I have this code:
import polars as pl
cols = ['Delta', 'Qty']
metrics = {'CHECK.US': {'Delta': {'ABC': 1, 'DEF': 2}, 'Qty': {'GHIJ': 3, 'TT': 4}},
'CHECK.NA': {},
'CHECK.FR': {'Delta': {'QQQ': 7, 'ABC': 6}, 'Qty': {'SS': 9, 'TT': 5}}
}
df = pl.DataFrame([{col: v.get(col) for col in cols} for v in metrics.values()])\
.insert_column(0, pl.Series('key', metrics.keys()))\
.with_columns([pl.col(col).name.map_fields(lambda x: f'{col} ({x})') for col in cols])
Now, df.unnest('Qty')
correctly gives all columns formatted as Qty (xxx)
:
shape: (3, 5)
┌──────────┬────────────┬────────────┬──────────┬──────────┐
│ key ┆ Delta ┆ Qty (GHIJ) ┆ Qty (TT) ┆ Qty (SS) │
│ --- ┆ --- ┆ --- ┆ --- ┆ --- │
│ str ┆ struct[3] ┆ i64 ┆ i64 ┆ i64 │
╞══════════╪════════════╪════════════╪══════════╪══════════╡
│ CHECK.US ┆ {1,2,null} ┆ 3 ┆ 4 ┆ null │
│ CHECK.NA ┆ null ┆ null ┆ null ┆ null │
│ CHECK.FR ┆ {6,null,7} ┆ null ┆ 5 ┆ 9 │
└──────────┴────────────┴────────────┴──────────┴──────────┘
However, when I do the same thing for df.unnest('Delta')
it incorrectly returns columns with Qty (xxx)
:
shape: (3, 5)
┌──────────┬───────────┬───────────┬───────────┬────────────┐
│ key ┆ Qty (ABC) ┆ Qty (DEF) ┆ Qty (QQQ) ┆ Qty │
│ --- ┆ --- ┆ --- ┆ --- ┆ --- │
│ str ┆ i64 ┆ i64 ┆ i64 ┆ struct[3] │
╞══════════╪═══════════╪═══════════╪═══════════╪════════════╡
│ CHECK.US ┆ 1 ┆ 2 ┆ null ┆ {3,4,null} │
│ CHECK.NA ┆ null ┆ null ┆ null ┆ null │
│ CHECK.FR ┆ 6 ┆ null ┆ 7 ┆ {null,5,9} │
└──────────┴───────────┴───────────┴───────────┴────────────┘
The values look correct, just the column names are wrong.

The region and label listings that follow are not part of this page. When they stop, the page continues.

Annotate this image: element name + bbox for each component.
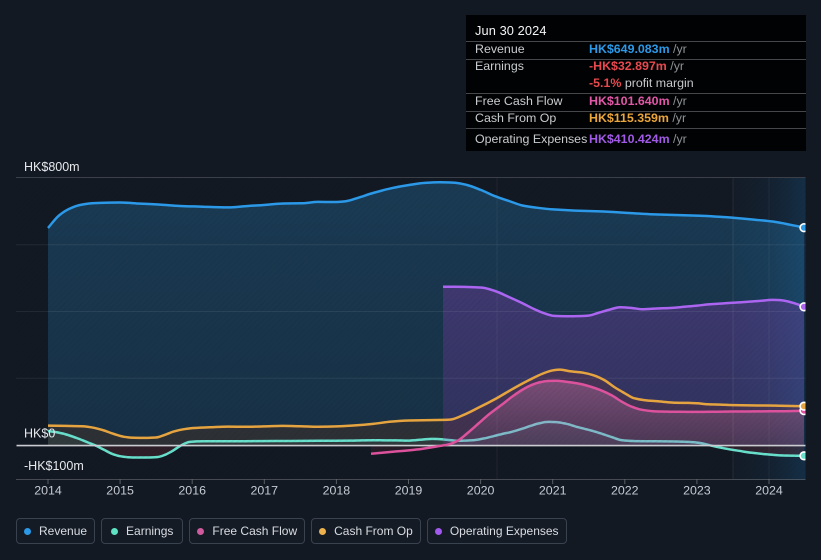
- svg-text:2020: 2020: [467, 484, 495, 498]
- svg-text:2016: 2016: [178, 484, 206, 498]
- svg-text:HK$0: HK$0: [24, 426, 55, 440]
- svg-text:HK$800m: HK$800m: [24, 160, 80, 174]
- svg-text:2014: 2014: [34, 484, 62, 498]
- svg-text:2024: 2024: [755, 484, 783, 498]
- svg-text:2023: 2023: [683, 484, 711, 498]
- svg-text:2017: 2017: [251, 484, 279, 498]
- svg-text:2015: 2015: [106, 484, 134, 498]
- svg-text:2022: 2022: [611, 484, 639, 498]
- svg-text:2021: 2021: [539, 484, 567, 498]
- svg-text:2018: 2018: [323, 484, 351, 498]
- svg-text:2019: 2019: [395, 484, 423, 498]
- svg-text:-HK$100m: -HK$100m: [24, 459, 84, 473]
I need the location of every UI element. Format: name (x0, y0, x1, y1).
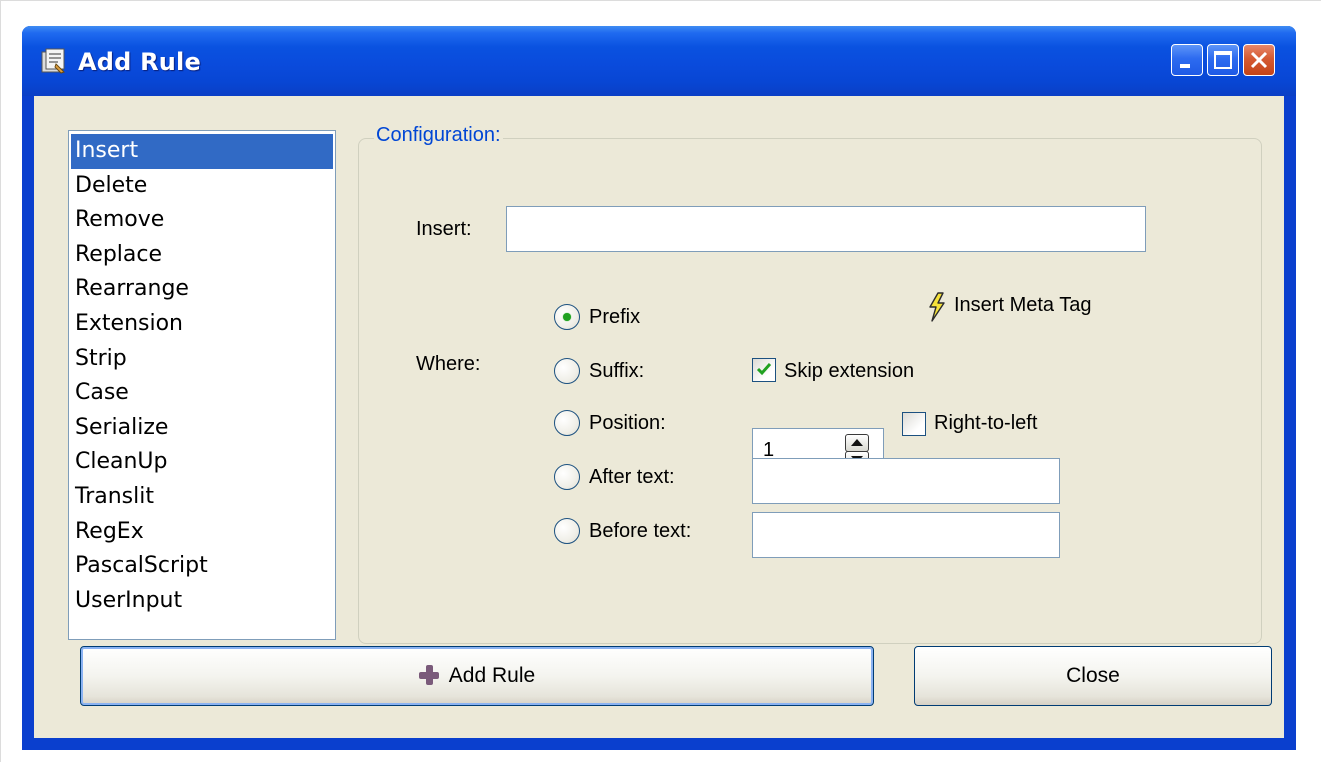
where-label: Where: (416, 353, 481, 375)
add-rule-button[interactable]: Add Rule (80, 646, 874, 706)
spin-up-button[interactable] (845, 434, 869, 452)
skip-extension-label[interactable]: Skip extension (784, 360, 914, 383)
minimize-button[interactable] (1171, 44, 1203, 76)
plus-icon (418, 665, 439, 685)
title-bar[interactable]: Add Rule (22, 26, 1296, 96)
position-radio[interactable] (554, 410, 580, 436)
rule-list-item[interactable]: Replace (71, 238, 333, 273)
insert-meta-tag-label: Insert Meta Tag (954, 294, 1092, 316)
before-text-radio[interactable] (554, 518, 580, 544)
rule-list-item[interactable]: Translit (71, 480, 333, 515)
rule-type-list[interactable]: Insert Delete Remove Replace Rearrange E… (68, 130, 336, 640)
rule-app-icon (41, 48, 65, 74)
rule-list-item[interactable]: Serialize (71, 411, 333, 446)
radio-selected-dot (563, 313, 571, 321)
close-window-button[interactable] (1243, 44, 1275, 76)
rule-list-item[interactable]: Rearrange (71, 272, 333, 307)
dialog-client-area: Insert Delete Remove Replace Rearrange E… (34, 96, 1284, 738)
maximize-button[interactable] (1207, 44, 1239, 76)
rule-list-item[interactable]: UserInput (71, 584, 333, 619)
after-text-radio[interactable] (554, 464, 580, 490)
lightning-bolt-icon (929, 292, 945, 322)
rule-list-item[interactable]: CleanUp (71, 445, 333, 480)
close-icon (1250, 51, 1268, 69)
page-border-top (0, 0, 1321, 1)
prefix-label[interactable]: Prefix (589, 306, 640, 329)
window-title: Add Rule (78, 48, 201, 76)
position-label[interactable]: Position: (589, 412, 666, 435)
right-to-left-checkbox[interactable] (902, 412, 926, 436)
configuration-legend: Configuration: (374, 124, 503, 147)
after-text-label[interactable]: After text: (589, 466, 675, 489)
insert-label: Insert: (416, 218, 472, 240)
rule-list-item[interactable]: Delete (71, 169, 333, 204)
suffix-radio[interactable] (554, 358, 580, 384)
add-rule-dialog: Add Rule Insert Delete Remove Replace Re… (22, 26, 1296, 750)
skip-extension-checkbox[interactable] (752, 358, 776, 382)
rule-list-item[interactable]: Remove (71, 203, 333, 238)
insert-text-field[interactable] (506, 206, 1146, 252)
rule-list-item[interactable]: Strip (71, 342, 333, 377)
rule-list-item[interactable]: RegEx (71, 515, 333, 550)
rule-list-item[interactable]: Insert (71, 134, 333, 169)
add-rule-button-label: Add Rule (448, 664, 536, 687)
right-to-left-label[interactable]: Right-to-left (934, 412, 1037, 435)
arrow-up-icon (851, 439, 863, 446)
maximize-icon (1214, 51, 1232, 69)
before-text-label[interactable]: Before text: (589, 520, 691, 543)
rule-list-item[interactable]: Case (71, 376, 333, 411)
close-button-label: Close (1066, 664, 1120, 687)
minimize-icon (1180, 64, 1190, 68)
rule-list-item[interactable]: Extension (71, 307, 333, 342)
suffix-label[interactable]: Suffix: (589, 360, 644, 383)
before-text-field[interactable] (752, 512, 1060, 558)
page-border-left (0, 0, 1, 762)
checkmark-icon (756, 363, 772, 376)
prefix-radio[interactable] (554, 304, 580, 330)
rule-list-item[interactable]: PascalScript (71, 549, 333, 584)
close-button[interactable]: Close (914, 646, 1272, 706)
after-text-field[interactable] (752, 458, 1060, 504)
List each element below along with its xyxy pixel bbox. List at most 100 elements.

Am I using pl.col(col).name.map_field(...)
incorrectly? How can I fix my code so that the output becomes this:
shape: (3, 5)
┌──────────┬─────────────┬─────────────┬─────────────┬────────────┐
│ key ┆ Delta (ABC) ┆ Delta (DEF) ┆ Delta (QQQ) ┆ Qty │
│ --- ┆ --- ┆ --- ┆ --- ┆ --- │
│ str ┆ i64 ┆ i64 ┆ i64 ┆ struct[3] │
╞══════════╪═════════════╪═════════════╪═════════════╪════════════╡
?
It's more of a general Python "Gotcha" with regards to lambdas inside loops.
funcs = []
for col in "one", "two":
funcs.append(lambda: print(f"{col=}"))
for func in funcs: func()
col='two'
col='two'
col
is being set to the last value in the loop for every lambda.
The workaround is to use named params.
funcs = []
for col in "one", "two":
funcs.append(lambda col=col: print(f"{col=}"))
for func in funcs: func()
col='one'
col='two'
In your specific example:
pl.col(col).name.map_fields(lambda x, col=col: f'{col} ({x})') for col in cols
# ^^^^^^^